Speaking with friends at other schools makes me realize we all feel like we are living in a kind of limbo with the possibility of sudden academic or residential disruption lurking behind the COVID curtain. At Savannah College of Art & Design, my friend explained that most classes are remote and there are single dorms with their own bathrooms but, since it’s an art school, studios and other facilities have to be used in person. Students have to note their daily symptoms on an app, and the school has set up a contact tracing system. My friend wonders, though, how seriously students will follow protocols throughout the semester. It made me wonder: will we all get lazy? She also is concerned about anti-maskers raiding  SCAD’s open city campus and that such non-students could destroy “the safety net SCAD has put in place.”
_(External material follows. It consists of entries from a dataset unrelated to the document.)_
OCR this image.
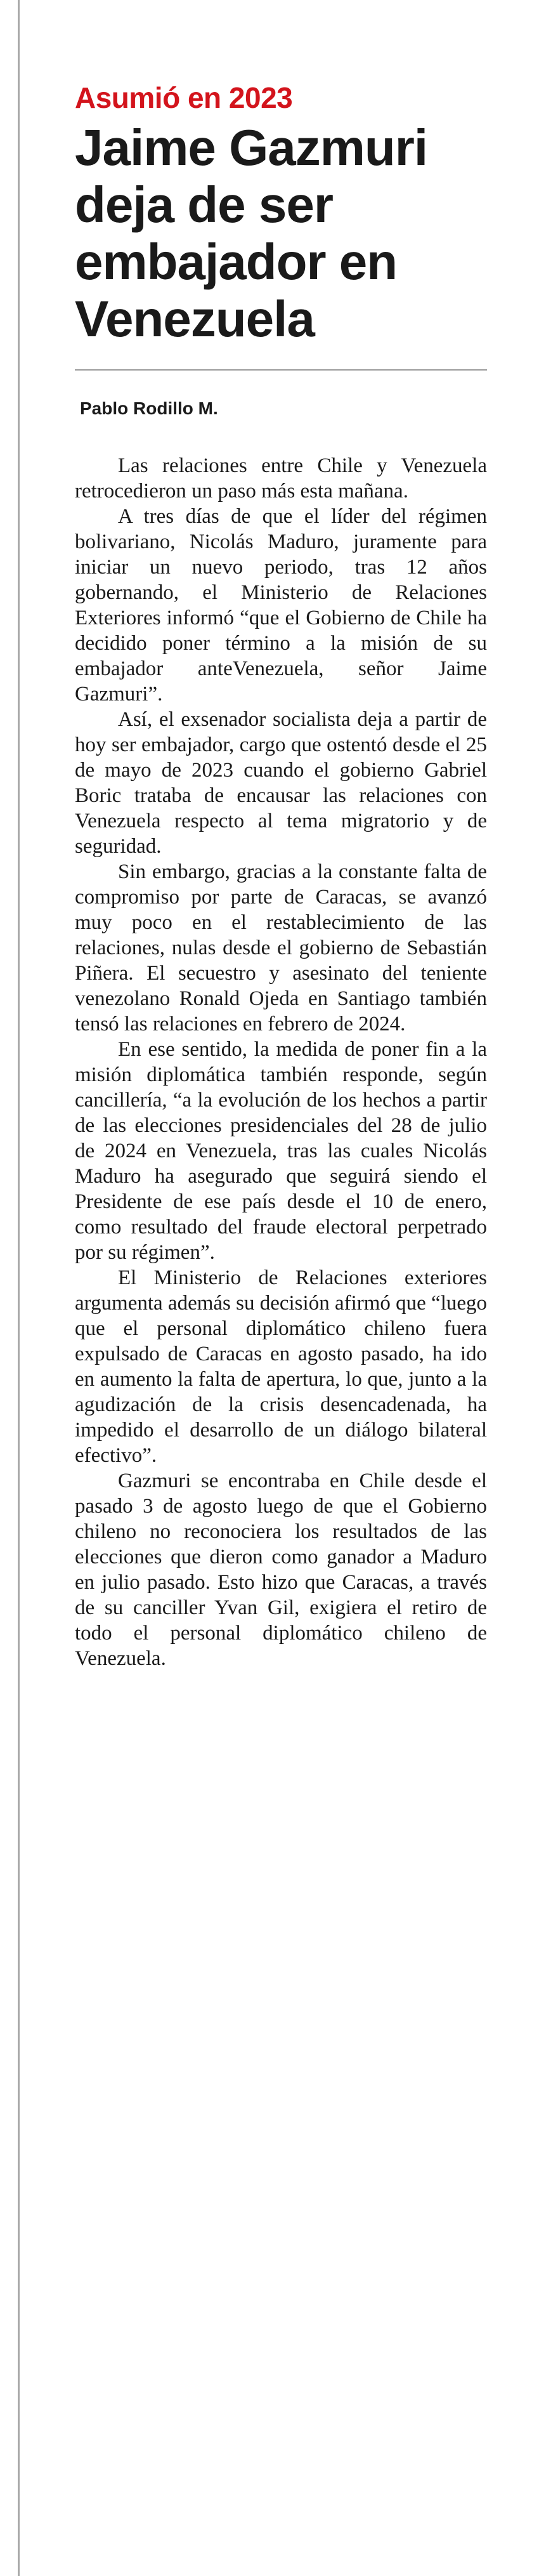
Asumió en 2023
Jaime Gazmuri deja de ser embajador en Venezuela
Pablo Rodillo M.

Las relaciones entre Chile y Venezuela retrocedieron un paso más esta mañana.

A tres días de que el líder del régimen bolivariano, Nicolás Maduro, juramente para iniciar un nuevo periodo, tras 12 años gobernando, el Ministerio de Relaciones Exteriores informó “que el Gobierno de Chile ha decidido poner término a la misión de su embajador anteVenezuela, señor Jaime Gazmuri”.

Así, el exsenador socialista deja a partir de hoy ser embajador, cargo que ostentó desde el 25 de mayo de 2023 cuando el gobierno Gabriel Boric trataba de encausar las relaciones con Venezuela respecto al tema migratorio y de seguridad.

Sin embargo, gracias a la constante falta de compromiso por parte de Caracas, se avanzó muy poco en el restablecimiento de las relaciones, nulas desde el gobierno de Sebastián Piñera. El secuestro y asesinato del teniente venezolano Ronald Ojeda en Santiago también tensó las relaciones en febrero de 2024.

En ese sentido, la medida de poner fin a la misión diplomática también responde, según cancillería, “a la evolución de los hechos a partir de las elecciones presidenciales del 28 de julio de 2024 en Venezuela, tras las cuales Nicolás Maduro ha asegurado que seguirá siendo el Presidente de ese país desde el 10 de enero, como resultado del fraude electoral perpetrado por su régimen”.

El Ministerio de Relaciones exteriores argumenta además su decisión afirmó que “luego que el personal diplomático chileno fuera expulsado de Caracas en agosto pasado, ha ido en aumento la falta de apertura, lo que, junto a la agudización de la crisis desencadenada, ha impedido el desarrollo de un diálogo bilateral efectivo”.

Gazmuri se encontraba en Chile desde el pasado 3 de agosto luego de que el Gobierno chileno no reconociera los resultados de las elecciones que dieron como ganador a Maduro en julio pasado. Esto hizo que Caracas, a través de su canciller Yvan Gil, exigiera el retiro de todo el personal diplomático chileno de Venezuela.
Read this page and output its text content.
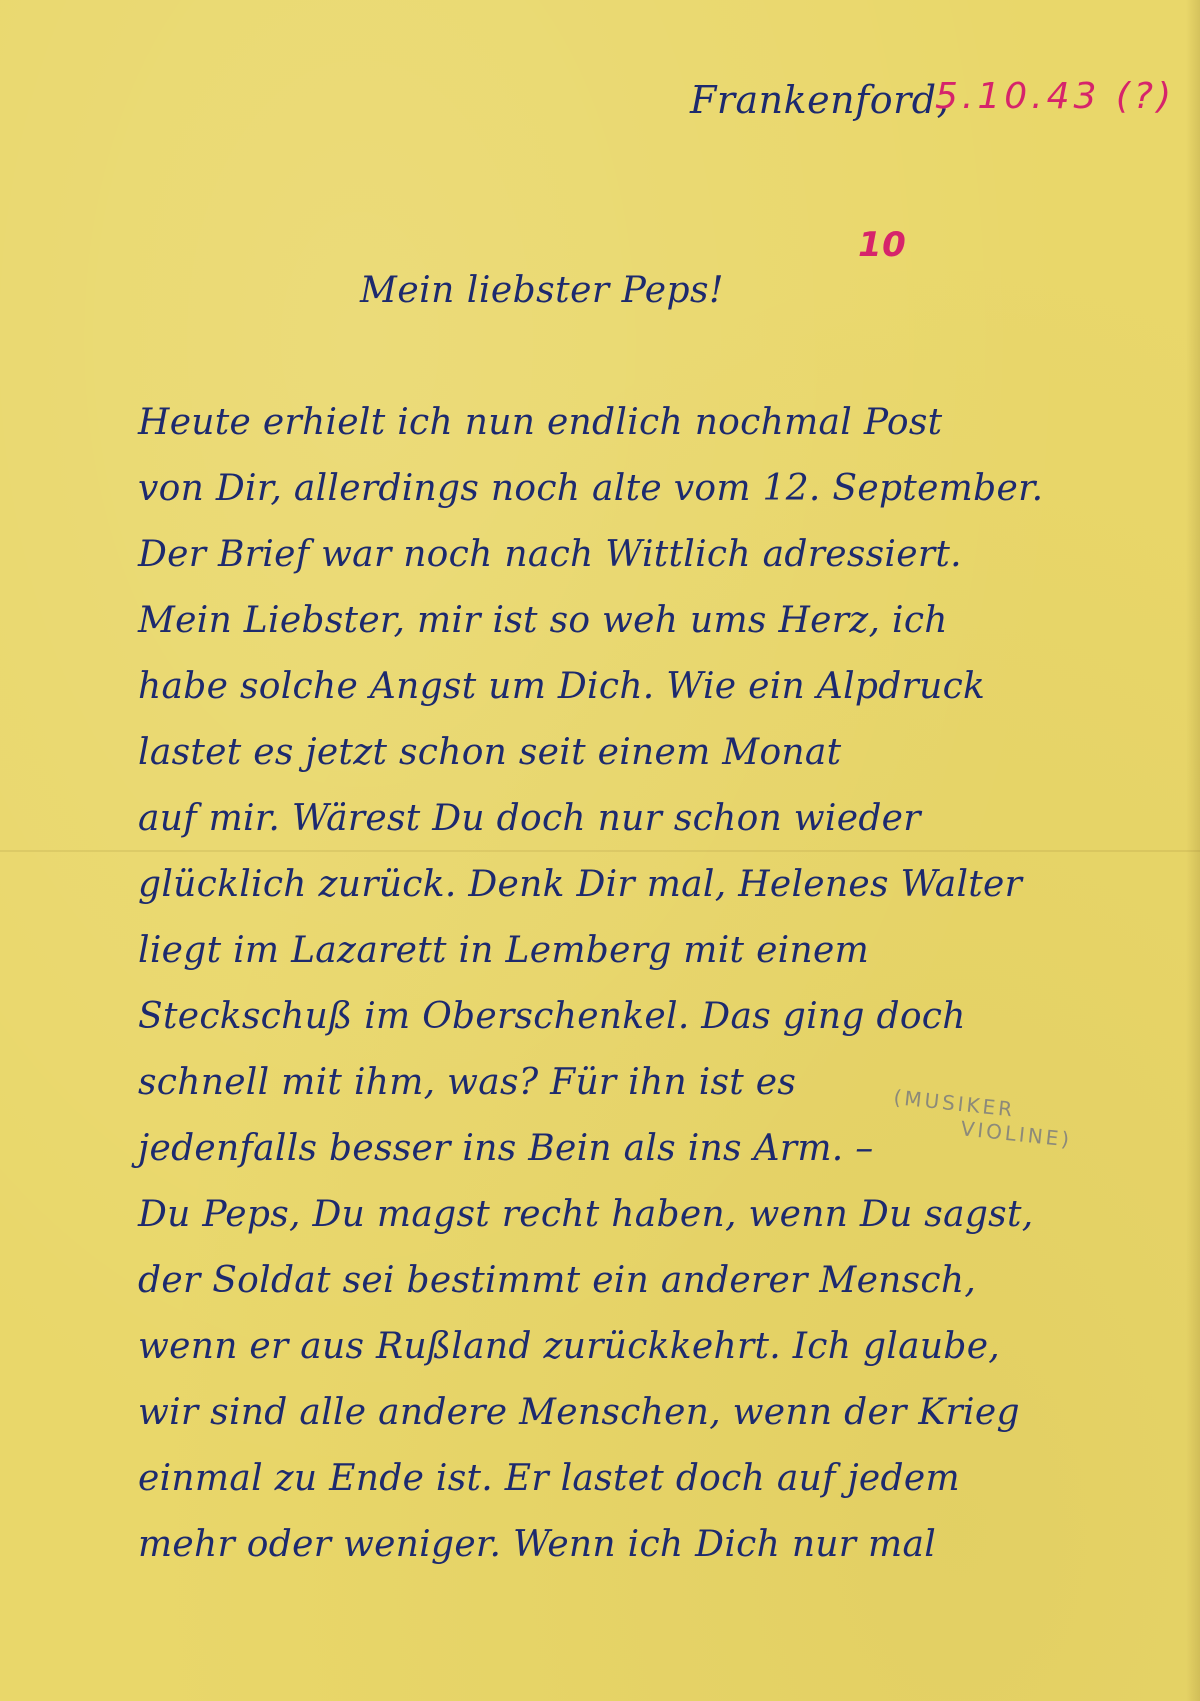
Frankenford,
5.10.43 (?)
10
Mein liebster Peps!
Heute erhielt ich nun endlich nochmal Post
von Dir, allerdings noch alte vom 12. September.
Der Brief war noch nach Wittlich adressiert.
Mein Liebster, mir ist so weh ums Herz, ich
habe solche Angst um Dich. Wie ein Alpdruck
lastet es jetzt schon seit einem Monat
auf mir. Wärest Du doch nur schon wieder
glücklich zurück. Denk Dir mal, Helenes Walter
liegt im Lazarett in Lemberg mit einem
Steckschuß im Oberschenkel. Das ging doch
schnell mit ihm, was? Für ihn ist es
jedenfalls besser ins Bein als ins Arm. –
Du Peps, Du magst recht haben, wenn Du sagst,
der Soldat sei bestimmt ein anderer Mensch,
wenn er aus Rußland zurückkehrt. Ich glaube,
wir sind alle andere Menschen, wenn der Krieg
einmal zu Ende ist. Er lastet doch auf jedem
mehr oder weniger. Wenn ich Dich nur mal
(MUSIKER
VIOLINE)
At bigger schools, testing protocols are quite varied. Wake Forest University, with about 5,300 undergraduate students and 3,200 grad students, is performing random sample testing of several hundred students per week. My connection there thinks people are taking COVID-19 fairly seriously, but his professors are predicting there will be a switch to remote classes in the coming weeks. Like Davidson, Wake Forest is in North Carolina, which began a stay-at-home order on March 27 but started reopening May 8, with rules that were much laxer than phase-one openings in many Northern states. 

A friend at Boston University, who just moved into her dorm, feels fairly safe, especially in Massachusetts, a state that handled the virus well. Students appear to be respecting protocol and there are no indications of a major spread. Like other schools, BU has limited the capacity of their dorms, so my friend’s eight-person suite holds just five students, and requires them to use a symptom-tracking app. Even with 17,000-plus undergraduate students, BU is managing to test students who are taking in-person classes twice a week.

Only one of the friends I interviewed did not feel safe on her campus. At SUNY Albany, she was shocked to hear many of her peers talk about attending parties. While SUNY Albany has been testing students in cohorts similar to Wake Forest, she said, “90 percent of people I’ve seen or heard talking are either unsafe around me or talk about being unsafe.” SUNY Oneonta just sent their students home after one week of classes, in which 300 students tested positive. My friend is worried that based on the behaviors she sees among her peers, her school may be next. 

In the end, I believe it’s up to each student to keep their friends and themselves safe. If there are people disrespecting protocol, potentially causing COVID to continue to spread, I will choose not be around them. I am still able to see non-roommate friends while sticking to safe measures and we make the most of the times we have together. I feel as safe as I can and want to stay on campus all of senior year, and have an in-person graduation in the spring. With how things are going at my school right now, I am hopeful that these wishes will be fulfilled.